Saturday, September 10, 2011

Reflecting on 911

I woke up this morning, lazily...one of those rare mornings that I get to sleep in, which I love to do. It was quiet in the house and I started to reflect on the 10th anniversary of 911.

This single event has so much pain based around it, for me personally and to our nation. It literally was the cause or the catalyst for so many things to change.

My mother died that morning in a rehab facility. The TV's were on, people huddled around them, trying to make sense of what was happening right before their eyes. Planes crashing into skyrises, the pentagon, and a field. My mother was taking her last breaths as this horrific event was taking place. The world would never be the same...my world would never be the same.

It's hard to believe she has been gone for 10 years, because the pain still feels new. It's very hard to be in the world without a mother, and now of course my Daddy is gone too. A feeling of emptiness, not belonging and lonliness is common with me.

The people who consipired to do such harm on 911, were also the ones responsible for my cousin's murder on the tube in Britain. Because of 911 I have had family members put their lives on the line for our safety, and continue to do so.

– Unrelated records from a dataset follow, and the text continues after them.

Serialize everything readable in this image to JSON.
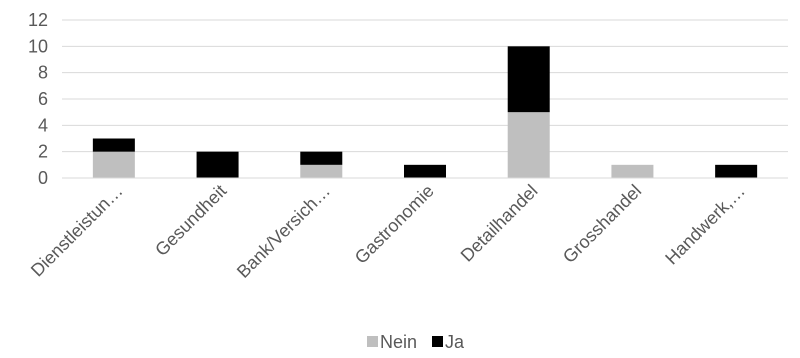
{
  "chart_data": {
    "type": "bar",
    "stacked": true,
    "categories": [
      "Dienstleistun…",
      "Gesundheit",
      "Bank/Versich…",
      "Gastronomie",
      "Detailhandel",
      "Grosshandel",
      "Handwerk,…"
    ],
    "series": [
      {
        "name": "Nein",
        "values": [
          2,
          0,
          1,
          0,
          5,
          1,
          0
        ],
        "color": "#bfbfbf"
      },
      {
        "name": "Ja",
        "values": [
          1,
          2,
          1,
          1,
          5,
          0,
          1
        ],
        "color": "#000000"
      }
    ],
    "ylim": [
      0,
      12
    ],
    "yticks": [
      0,
      2,
      4,
      6,
      8,
      10,
      12
    ],
    "grid": true,
    "legend": "bottom",
    "title": "",
    "xlabel": "",
    "ylabel": ""
  }
}
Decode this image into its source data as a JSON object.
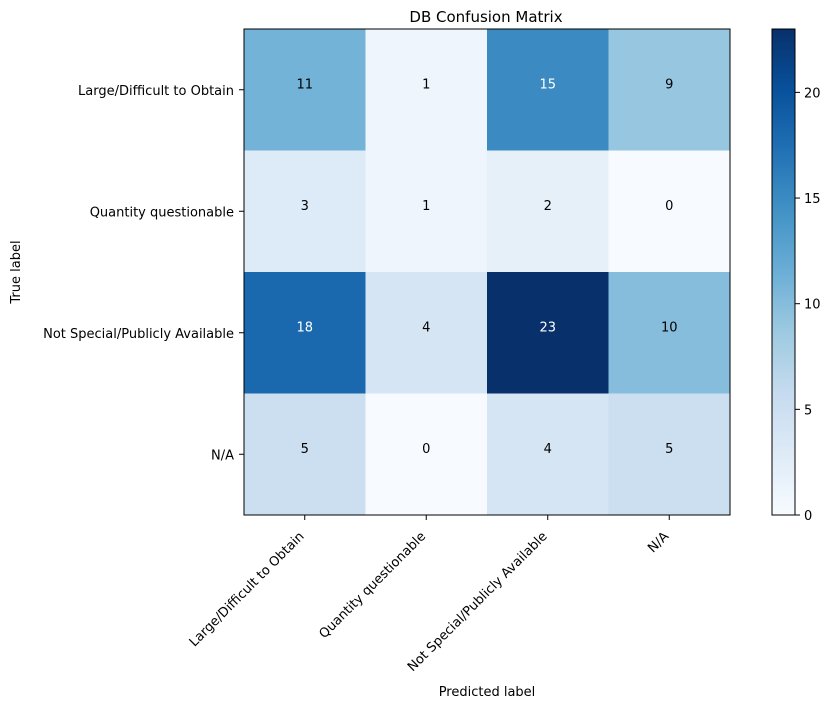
{
  "chart_data": {
    "type": "heatmap",
    "title": "DB Confusion Matrix",
    "xlabel": "Predicted label",
    "ylabel": "True label",
    "row_labels": [
      "Large/Difficult to Obtain",
      "Quantity questionable",
      "Not Special/Publicly Available",
      "N/A"
    ],
    "col_labels": [
      "Large/Difficult to Obtain",
      "Quantity questionable",
      "Not Special/Publicly Available",
      "N/A"
    ],
    "values": [
      [
        11,
        1,
        15,
        9
      ],
      [
        3,
        1,
        2,
        0
      ],
      [
        18,
        4,
        23,
        10
      ],
      [
        5,
        0,
        4,
        5
      ]
    ],
    "colormap": "Blues",
    "color_range": [
      0,
      23
    ],
    "colorbar_ticks": [
      0,
      5,
      10,
      15,
      20
    ],
    "text_colors": {
      "dark": "#000000",
      "light": "#ffffff"
    }
  }
}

Vanessa is out there, somewhere...my beautiful step daughter, in harms way, in part because of this stupid day.

And because of 911, CJ felt compeled to join the Navy Reserves, which ultimately caused him to be deployed to Iraq for a year...at a time that was probably the worst it could have been for our family. New baby girl, new house not finished, not paid for, and could no longer afford, and the market tanking. Ultimately 911 was the last straw for my marriage as well.

I pray that our world will be better, that people get in touch with each other and become more connected, kind and understanding of differences.